Categories
Berita Hiburan

Pengertian dan Cara Menghitung Kartu Blackjack

Disini kita masih berbicra soal menghitung kartu, bila sebelum ini kita sudah membicarakan film yang bertemakan judi kartu, dalam kesempatan ini kami coba membeberkan bagaimana kerja dan cara menghitung kartu. Ini bermul sat Ben Affleck diusir dari kasino pada tahun 2014 karena diduga menghitung kartu, kabar tersebut jadi headline di berbagai media.

Akan tetapi bila kita tarik lebih jauh, sepertinya Affleck tidak cocok dengan stereotip menghitung kartu. Kita coba kembali ke Dustin Hoffman dalam “Rain Man” atau kisah sensasional dari tim blackjack MIT, kisah menghitung kartu condong menjadi narasi balas dendam, yang mana para orang buangan yang cerdas dalam mengeluarkan keterampilannya kurang dihargai untuk mengalahkan bandar dan membuktikan nilainya.

Affleck sendir bukanlah seorang kutu buku. Dia merupakn artis berkharisma plus kemampuan akting untuk membuat wajahnya menjadi topeng.

Apa yang menjadikan permainan judi blackjack lebih cocok untuk pembalasan kutu buku ialah karena tidak ada gertakan, tidak ada intimidasi, tak ada skill khusus yang dibutuhkan. Blackjack merupakan jenis permainan di mana satu – satunya strategi yang menang ialah bermain cerdik, bermain lama, dan bermain dengan hati-hati.

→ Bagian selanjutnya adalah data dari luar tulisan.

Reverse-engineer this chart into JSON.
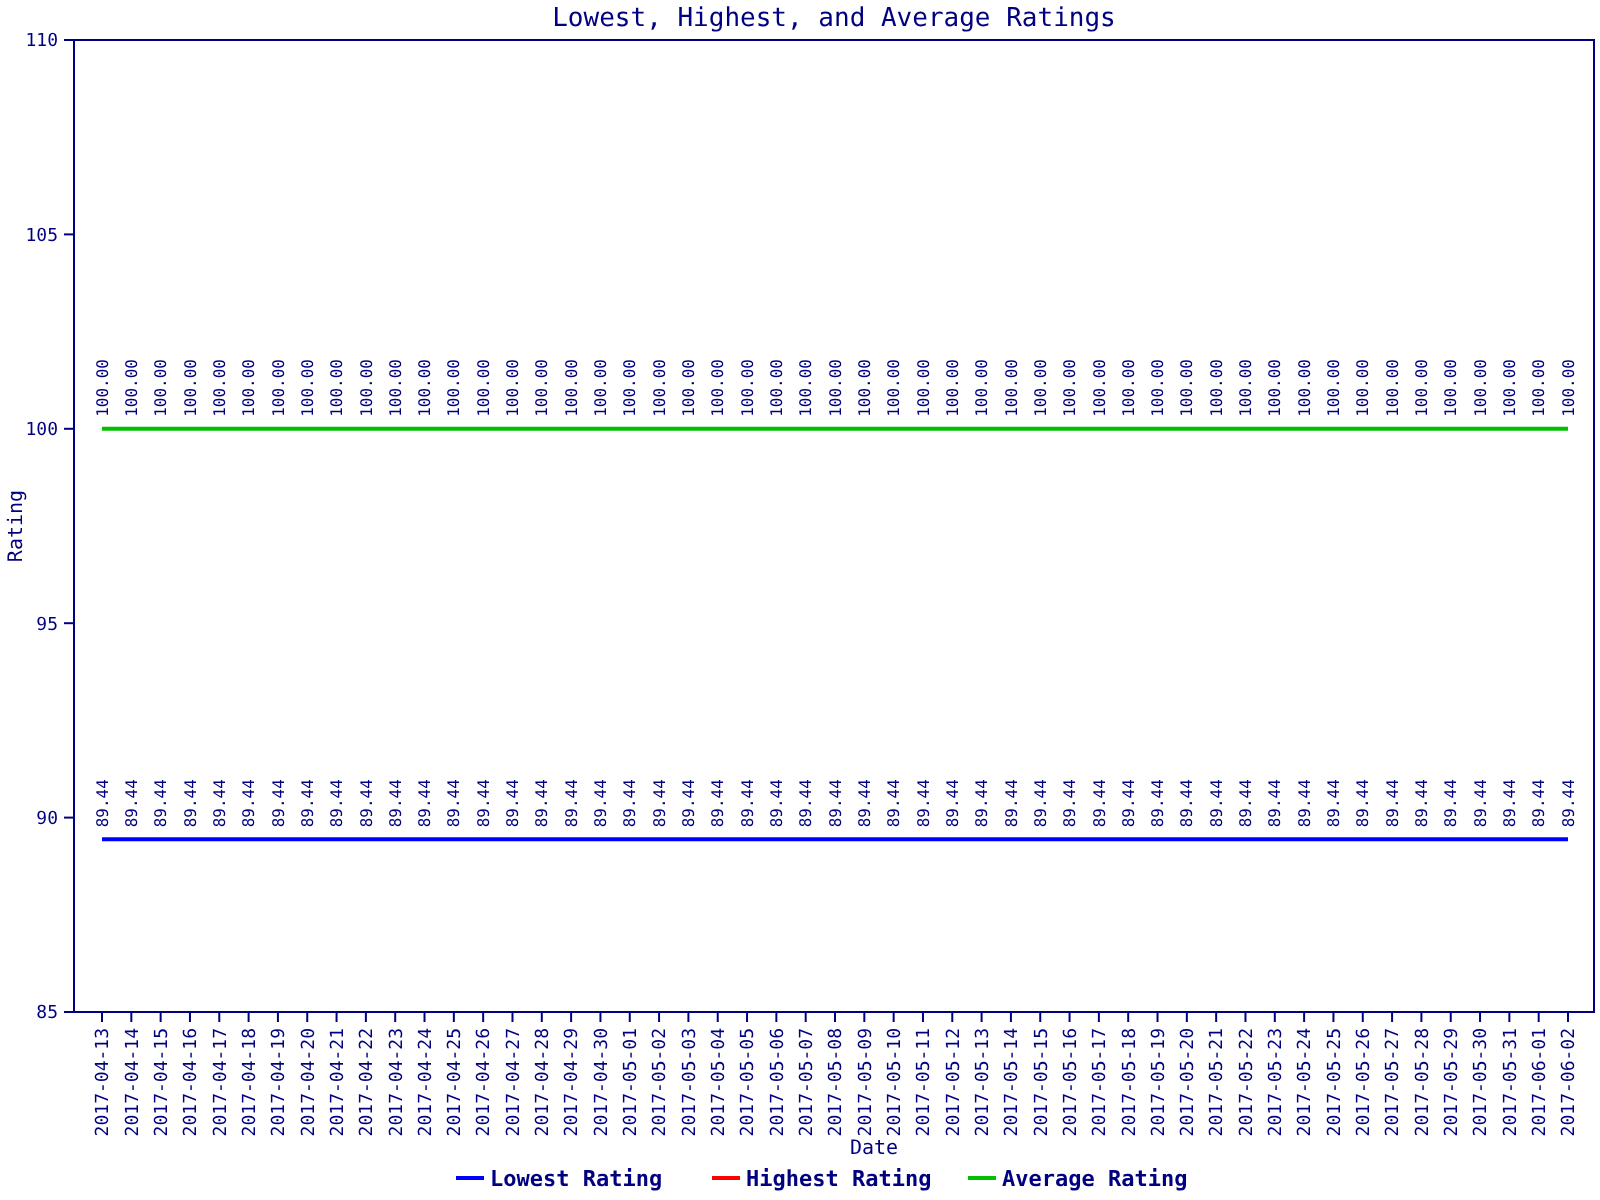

Bila kalian pernah membacra sebuah penelitian yang sudah terbukti, mempertimbangkan pasangan taruhan kalian lebih hati-hati, dan belajar bagaimana cara menghitung kartu secara efektif, kalian bisa membawa peluang sedikit lebih ke arah keuntungan lalu secra pelan – pelan mendapatkan kemenangan.

Pada dasarnya, tujuan utama dalam menghitung kartu adalah dengan selalu mengingat kartu yang sudah dibagikan dan kartu yang belum dibagikan.

Bila pihak dealer melempar banyak kartu rendah, tentu kalian bakal tahu jika masih ada banyak kartu besar yang masih bisa keluar. Kian banyak kartu wajah masih tersisa, tentu peluang bagi bettor semakin baik. Ini dikarenkan kartu wajah meningkatkan peluang Anda mendapatkan blackjack, meningkatkan kans jika dealer bisa bangkrut, dan membuatnya lebih menguntungkan untuk dilipat gandakan.

Melacak tiap kartu muncul jauh lebih lebih sulit dari sebagian kemampuan para penghitung kartu, apalagi saat mereka bermain dengan banyak deck.